Sparks flew as local high school students worked to create Halloween-themed masterpieces.
Eight teams competed in the sixth Welding Rodeo, hosted by Victoria College on Wednesday. Each team of up to four student competitors collaborated to make a sculpture from scrap metal in about five hours.
“We’re working to elevate welding and get kids excited about it,” said Wade Vrana, Victoria College welding instructor.
Sacred Heart High School in Hallettsville won first for its structure featuring ghosts, spiders and bats above a “2019 Halloween” sign. Calhoun High School placed second, and Yorktown High School placed third.
This year, seven schools competed: Goliad High School, Gonzales High School, Sacred Heart Catholic School, Yoakum High School, Yorktown High School, Nixon-Smiley High School and Calhoun High School. Yoakum High School entered two teams.
This event allows area welding students to combine their craft with creativity, Vrana said.
“It shows welding can be a positive thing,” he said.
Currently, there is a shortage of welders. The American Welding Society studies predict the worker deficit will reach 400,000 by 2024. As current welders age and retire, there aren’t enough young people going into the industry to replace them.
Welders make $44,519 a year on average, according to the American Welding Society.
Area high school students competed at the annual Welding Rodeo at Victoria College Wednesday afternoon. The students were tasked with building a Halloween themed sculpture. pic.twitter.com/s0tp08H4z8— Samantha Douty (@SamanthaDouty) October 25, 2019
The required level of education varies between welding jobs, according to the American Welding Society. At Victoria College, several levels of education are offered, such as a certification and an associate degree, which can both be transferred to a four-year institution.
Victoria faces a shortage of welders, and the Welding Rodeo shows that welding is an asset.
“This is an opportunity for us to showcase Victoria College’s welding program,” Vrana said.

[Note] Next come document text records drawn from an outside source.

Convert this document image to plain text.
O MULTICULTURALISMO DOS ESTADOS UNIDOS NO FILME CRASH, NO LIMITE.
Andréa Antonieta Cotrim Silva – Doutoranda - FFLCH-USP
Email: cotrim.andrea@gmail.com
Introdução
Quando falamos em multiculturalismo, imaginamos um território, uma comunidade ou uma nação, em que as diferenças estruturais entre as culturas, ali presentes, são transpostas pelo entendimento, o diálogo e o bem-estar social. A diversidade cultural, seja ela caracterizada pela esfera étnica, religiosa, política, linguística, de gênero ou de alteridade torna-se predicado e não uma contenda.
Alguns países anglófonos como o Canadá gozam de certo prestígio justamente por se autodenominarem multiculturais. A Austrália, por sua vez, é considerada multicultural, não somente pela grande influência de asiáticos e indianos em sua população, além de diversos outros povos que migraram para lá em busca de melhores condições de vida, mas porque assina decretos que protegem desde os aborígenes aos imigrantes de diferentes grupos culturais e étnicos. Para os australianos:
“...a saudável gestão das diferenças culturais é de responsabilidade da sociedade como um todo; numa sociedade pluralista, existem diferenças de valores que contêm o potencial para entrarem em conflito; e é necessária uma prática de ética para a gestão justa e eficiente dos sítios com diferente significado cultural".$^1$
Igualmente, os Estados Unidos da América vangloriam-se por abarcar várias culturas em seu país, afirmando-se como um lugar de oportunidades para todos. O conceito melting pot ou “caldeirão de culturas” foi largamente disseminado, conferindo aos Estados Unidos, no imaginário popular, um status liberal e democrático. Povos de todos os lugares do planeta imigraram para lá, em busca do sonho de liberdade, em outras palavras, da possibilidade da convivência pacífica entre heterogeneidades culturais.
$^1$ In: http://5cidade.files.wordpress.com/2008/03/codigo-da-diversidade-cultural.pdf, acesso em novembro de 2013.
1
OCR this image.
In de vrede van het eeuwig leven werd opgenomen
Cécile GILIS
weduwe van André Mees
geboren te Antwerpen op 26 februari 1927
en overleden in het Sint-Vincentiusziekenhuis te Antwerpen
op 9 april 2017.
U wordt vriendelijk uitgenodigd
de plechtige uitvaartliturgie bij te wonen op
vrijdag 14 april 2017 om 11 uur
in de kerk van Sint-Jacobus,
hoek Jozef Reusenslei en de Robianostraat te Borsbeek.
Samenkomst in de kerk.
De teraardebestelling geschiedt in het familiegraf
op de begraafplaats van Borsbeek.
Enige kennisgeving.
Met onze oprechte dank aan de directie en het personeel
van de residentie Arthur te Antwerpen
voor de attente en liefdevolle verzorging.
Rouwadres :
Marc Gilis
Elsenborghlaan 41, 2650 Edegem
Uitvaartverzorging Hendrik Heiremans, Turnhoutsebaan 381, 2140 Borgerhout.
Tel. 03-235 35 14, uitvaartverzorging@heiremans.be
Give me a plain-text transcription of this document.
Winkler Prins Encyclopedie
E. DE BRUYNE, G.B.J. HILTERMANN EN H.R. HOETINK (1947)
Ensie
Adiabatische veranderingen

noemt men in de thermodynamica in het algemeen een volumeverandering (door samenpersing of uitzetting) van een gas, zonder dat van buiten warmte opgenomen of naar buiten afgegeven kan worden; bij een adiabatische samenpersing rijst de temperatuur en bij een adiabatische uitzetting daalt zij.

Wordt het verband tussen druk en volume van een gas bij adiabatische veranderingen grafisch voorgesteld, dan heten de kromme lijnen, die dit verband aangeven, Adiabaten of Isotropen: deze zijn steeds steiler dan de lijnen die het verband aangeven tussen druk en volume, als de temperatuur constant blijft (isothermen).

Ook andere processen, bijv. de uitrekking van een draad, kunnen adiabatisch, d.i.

Calhoun High School junior Radley Williams, 17, said he and his team wanted to win the event because the school had won the past several years, and they wanted to keep that streak going.
The team of four constructed a spider sitting in a web made of small pieces of scrap metal. The sculpture won the students second place.
“It’s pretty cool,” Radley said. “It’s a good opportunity to build something creative. It’s a lot of fun.”
Radley wanted to try welding when he was in eighth grade. He said it sounded cool and he wanted to try it.
He plans on becoming an engineer after graduating, but welding is a secure backup options if his plans don’t work out.
Yorktown High School senior Jeffery King, 18, has been welding for about four years. He started in his father’s shop. He joined the school’s welding program when he was a sophomore.
The students built a pumpkin riding a broom, which earned them third place.
“Our welding program is pretty new, so this (event) is a good way to get our foot in the door,” King said.
After graduating high school, King plans to attend a technical school and get his certification in welding.
“I enjoy welding,” he said. “The only problem is it gets hot.”